Inquisitr reported earlier that while North Korea denied responsibility for the cyber-attack, the country did convey their approval as they referred to the attack as a “righteous deed.”
The U.S. placed new sanctions on North Korea after the FBI pinned the hack on North Korea. Some technology experts have said that others could be involved in the cyber intrusion on Sony’s systems, such as former Sony employees.
North Korea has consistently denied that their country was behind the attack on Sony. The country has also blamed the United States government for being behind the making of the controversial film The Interview, which depicts the assassination of North Korean’s supreme leader, Kim Jong-un.

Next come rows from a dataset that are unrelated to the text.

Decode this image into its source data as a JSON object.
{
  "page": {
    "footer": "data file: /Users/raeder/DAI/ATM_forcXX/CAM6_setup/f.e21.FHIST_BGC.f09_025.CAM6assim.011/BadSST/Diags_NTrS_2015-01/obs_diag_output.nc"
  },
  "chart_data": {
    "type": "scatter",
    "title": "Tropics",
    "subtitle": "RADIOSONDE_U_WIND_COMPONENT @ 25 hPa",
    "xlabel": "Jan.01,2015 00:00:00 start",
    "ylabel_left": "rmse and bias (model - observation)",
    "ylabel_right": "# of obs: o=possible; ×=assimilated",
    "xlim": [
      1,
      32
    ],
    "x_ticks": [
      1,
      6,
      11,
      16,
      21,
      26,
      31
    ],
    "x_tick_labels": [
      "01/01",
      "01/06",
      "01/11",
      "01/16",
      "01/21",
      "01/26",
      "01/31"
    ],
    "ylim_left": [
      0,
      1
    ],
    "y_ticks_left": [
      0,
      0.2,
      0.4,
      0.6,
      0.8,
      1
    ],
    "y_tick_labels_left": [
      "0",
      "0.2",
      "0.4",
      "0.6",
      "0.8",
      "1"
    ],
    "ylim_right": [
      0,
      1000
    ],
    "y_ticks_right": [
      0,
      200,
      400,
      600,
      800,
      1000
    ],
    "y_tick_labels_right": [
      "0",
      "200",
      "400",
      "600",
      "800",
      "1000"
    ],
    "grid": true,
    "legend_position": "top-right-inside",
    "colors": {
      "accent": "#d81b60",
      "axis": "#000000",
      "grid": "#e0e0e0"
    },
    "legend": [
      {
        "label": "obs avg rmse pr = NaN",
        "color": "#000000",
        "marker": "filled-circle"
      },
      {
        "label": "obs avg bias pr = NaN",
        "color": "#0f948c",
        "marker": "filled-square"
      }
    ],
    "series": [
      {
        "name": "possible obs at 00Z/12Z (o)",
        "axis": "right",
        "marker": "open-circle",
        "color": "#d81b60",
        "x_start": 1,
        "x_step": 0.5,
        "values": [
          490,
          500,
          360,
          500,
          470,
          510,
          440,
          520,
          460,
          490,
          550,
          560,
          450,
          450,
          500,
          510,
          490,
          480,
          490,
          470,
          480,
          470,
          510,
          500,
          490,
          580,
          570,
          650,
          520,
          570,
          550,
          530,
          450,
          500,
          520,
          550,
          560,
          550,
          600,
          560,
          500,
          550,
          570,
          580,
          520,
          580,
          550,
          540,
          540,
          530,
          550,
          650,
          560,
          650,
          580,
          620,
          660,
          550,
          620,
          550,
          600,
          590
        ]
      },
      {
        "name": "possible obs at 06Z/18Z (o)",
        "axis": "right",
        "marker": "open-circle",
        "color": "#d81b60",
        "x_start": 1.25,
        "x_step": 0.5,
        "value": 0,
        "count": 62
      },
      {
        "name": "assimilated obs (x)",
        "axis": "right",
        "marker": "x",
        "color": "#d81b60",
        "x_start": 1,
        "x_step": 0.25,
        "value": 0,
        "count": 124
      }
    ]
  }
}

Daniel Glaser, assistant secretary for terrorist financing at the United States Treasury Department, the U.S. aims to impose new sanctions on the Democratic People’s Republic of Korea over the cyber attack on Sony Pictures, Reuters reported via Yahoo! News. The new sanctions intend to cut off the country’s remaining links to the international financial system. Glaser indicated that past sanctions had already discouraged hundreds of overseas banks from doing business with North Korea.
In related news, the U.S. developers of Glorious Leader!, a controversial video game in which players fight Americans as North Korean leader Kim Jong-un, have cancelled a fundraising campaign for the project after falling victim to a hack which the developer, MoneyHorse, said on their Kickstarter page had been “inspired by the attack on Sony,” the Guardian reported.
“Over the holidays we were victims of a hack inspired by the attack on Sony […] The hackers destroyed data pertaining to Glorious Leader! and other projects we had in development and locked us out of our own computers and wesbite [sic].”
The Atlanta-based firm indicated that it was “not the first time” they had “been targeted because of Glorious Leader!” and that their team felt as if it was “time to reevaluate” their commitment to the game.
Do you think the United States government has provided adequate evidence to implement North Korea as the rogue nation behind the hack on Sony?